Distributed caching layer

CachedDataSet can be used to temporarily store your data on a local fast storage device (i.e. SSD), if your source data is stored on a slower device (i.e. NFS or a slower spinning disk).

class libertem.io.dataset.cached.Cache(stats: CacheStats, strategy: CacheStrategy)[source]

Cache object, to be used on a worker node. The interface used by Partitions to manage the cache. May directly remove files, directories, etc.

collect_orphans(base_path: str)[source]

Check the filesystem structure and record all partitions that are missing in the db as orphans, to be deleted on demand.

evict(cache_key: str, size: int)[source]

Make place for size bytes which will be used by the dataset identified by the cache_key.

record_hit(cache_item: CacheItem)[source]
record_miss(cache_item: CacheItem)[source]
class libertem.io.dataset.cached.CacheItem(dataset: str, partition: int, size: int, path: str)[source]

A CacheItem describes a single unit of data that is cached, in this case a partition of the CachedDataSet.

classmethod from_row(row)[source]
class libertem.io.dataset.cached.CacheStats(db_path)[source]

Return dataset cache stats as dict mapping partition ids to dicts of their properties (keys: size, last_access, hits)

maybe_orphan(orphan: OrphanItem)[source]

Create an entry for a file we don’t have any statistics about, after checking the stats table for the given path. Getting a conflict here means concurrently running maybe_orphan processes, so we can safely ignore it.

query(sql, args=None)[source]

Custom sqlite query, returns a sqlite3 Cursor object

record_eviction(cache_item: Union[CacheItem, OrphanItem])[source]
record_hit(cache_item: CacheItem)[source]
record_miss(cache_item: CacheItem)[source]
remove_orphan(path: str)[source]
class libertem.io.dataset.cached.CacheStrategy[source]
get_victim_list(cache_key: str, size: int, stats: CacheStats)[source]

Return a list of CacheItem`s that should be deleted to make a new item with size in bytes `size.

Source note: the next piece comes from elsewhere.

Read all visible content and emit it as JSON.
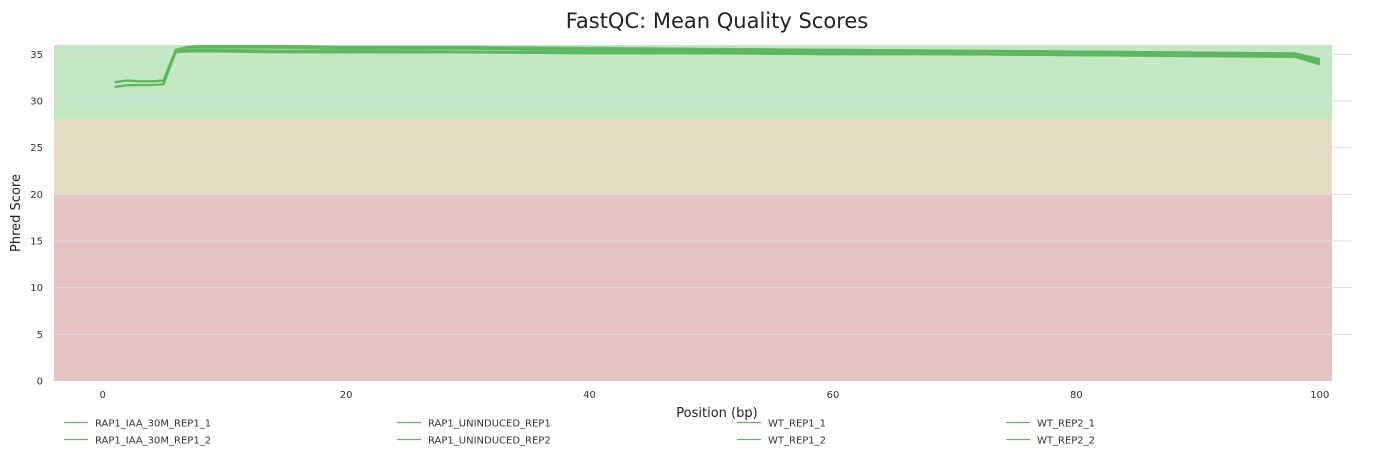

class libertem.io.dataset.cached.CachedDataSet(source_ds, cache_path, strategy, io_backend=None)[source]

Cached DataSet.

Assumes the source DataSet is significantly slower than the cache location (otherwise, it may result in memory pressure, as we don’t use direct I/O to write to the cache.)

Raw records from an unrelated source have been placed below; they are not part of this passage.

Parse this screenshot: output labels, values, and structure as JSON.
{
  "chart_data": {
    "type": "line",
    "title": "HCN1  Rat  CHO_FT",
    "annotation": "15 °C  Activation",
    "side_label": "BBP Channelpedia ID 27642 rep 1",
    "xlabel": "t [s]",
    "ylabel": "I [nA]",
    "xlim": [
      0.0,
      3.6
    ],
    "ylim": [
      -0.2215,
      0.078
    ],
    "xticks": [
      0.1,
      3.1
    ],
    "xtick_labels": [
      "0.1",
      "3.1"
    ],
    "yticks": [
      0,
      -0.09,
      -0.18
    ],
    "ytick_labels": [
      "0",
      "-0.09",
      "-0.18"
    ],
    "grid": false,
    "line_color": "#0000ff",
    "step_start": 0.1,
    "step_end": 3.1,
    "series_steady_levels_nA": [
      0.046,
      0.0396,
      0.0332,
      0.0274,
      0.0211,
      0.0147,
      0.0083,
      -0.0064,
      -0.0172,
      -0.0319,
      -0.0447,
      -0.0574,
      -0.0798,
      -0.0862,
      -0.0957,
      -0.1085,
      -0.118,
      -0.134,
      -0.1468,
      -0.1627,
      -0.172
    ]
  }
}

  • source_ds (DataSet) – DataSet on slower file system

  • cache_path (str) – Where should the cache be written to? Should be a directory on a fast local device (i.e. NVMe SSD if possible, local hard drive if it is faster than network) A subdirectory will be created for each dataset.

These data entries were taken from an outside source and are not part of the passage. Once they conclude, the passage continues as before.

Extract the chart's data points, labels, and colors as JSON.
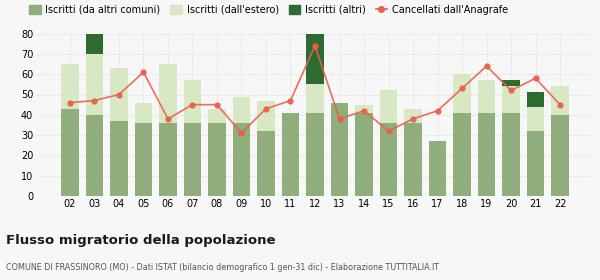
{
  "years": [
    "02",
    "03",
    "04",
    "05",
    "06",
    "07",
    "08",
    "09",
    "10",
    "11",
    "12",
    "13",
    "14",
    "15",
    "16",
    "17",
    "18",
    "19",
    "20",
    "21",
    "22"
  ],
  "iscritti_comuni": [
    43,
    40,
    37,
    36,
    36,
    36,
    36,
    36,
    32,
    41,
    41,
    46,
    41,
    36,
    36,
    27,
    41,
    41,
    41,
    32,
    40
  ],
  "iscritti_estero": [
    22,
    30,
    26,
    10,
    29,
    21,
    7,
    13,
    15,
    0,
    14,
    0,
    4,
    16,
    7,
    0,
    19,
    16,
    13,
    12,
    14
  ],
  "iscritti_altri": [
    0,
    10,
    0,
    0,
    0,
    0,
    0,
    0,
    0,
    0,
    27,
    0,
    0,
    0,
    0,
    0,
    0,
    0,
    3,
    7,
    0
  ],
  "cancellati": [
    46,
    47,
    50,
    61,
    38,
    45,
    45,
    31,
    43,
    47,
    74,
    38,
    42,
    32,
    38,
    42,
    53,
    64,
    52,
    58,
    45
  ],
  "color_comuni": "#8fae7b",
  "color_estero": "#d9e8c4",
  "color_altri": "#2e6b30",
  "color_cancellati": "#e8604c",
  "background_color": "#f7f7f7",
  "grid_color": "#cccccc",
  "title": "Flusso migratorio della popolazione",
  "subtitle": "COMUNE DI FRASSINORO (MO) - Dati ISTAT (bilancio demografico 1 gen-31 dic) - Elaborazione TUTTITALIA.IT",
  "legend_labels": [
    "Iscritti (da altri comuni)",
    "Iscritti (dall'estero)",
    "Iscritti (altri)",
    "Cancellati dall'Anagrafe"
  ],
  "ylim": [
    0,
    80
  ],
  "yticks": [
    0,
    10,
    20,
    30,
    40,
    50,
    60,
    70,
    80
  ]
}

  • strategy (CacheStrategy) – A class implementing a cache eviction strategy, for example LRUCacheStrategy


check validity of the DataSet. this will be executed (after initialize) on a worker node. should raise DataSetException in case of errors, return True otherwise.

property dtype

The “native” data type (either one matching the data on disk, or one that is closest)

classmethod get_msg_converter()[source]

Return a generator over all Partitions in this DataSet. Should only be called on the master node.


Perform possibly expensive initialization, like pre-loading metadata.

This is run on the master node, but can execute parts on workers, for example if they need to access the data stored on worker nodes, using the passed executor instance.

If you need the executor around for later operations, for example when creating the partitioning, save a reference here!

Should return the possibly modified DataSet instance (if a method running on a worker is changing self, these changes won’t automatically be transferred back to the master node)

property shape

The shape of the DataSet, as it makes sense for the application domain (for example, 4D for pixelated STEM)

class libertem.io.dataset.cached.CachedPartition(source_part, cluster_part, meta, partition_slice, cache_key, cache_strategy, db_path, idx, io_backend, decoder)[source]

returns locations where this partition is cached

get_tiles(tiling_scheme, dest_dtype='float32', roi=None)[source]
class libertem.io.dataset.cached.LRUCacheStrategy(capacity: int)[source]
get_available(stats: CacheStats)[source]

available cache capacity in bytes

get_used(stats: CacheStats)[source]

used cache capacity in bytes

get_victim_list(cache_key: str, size: int, stats: CacheStats)[source]

Return a list of CacheItem`s that should be deleted to make place for `partition.

sufficient_space_for(size: int, stats: CacheStats)[source]
class libertem.io.dataset.cached.OrphanItem(path, size)[source]

An orphan, a file in the cache structure, which we don’t know much about (only path and size)

classmethod from_row(row)[source]
class libertem.io.dataset.cached.VerboseRow[source]

sqlite3.Row with a __repr__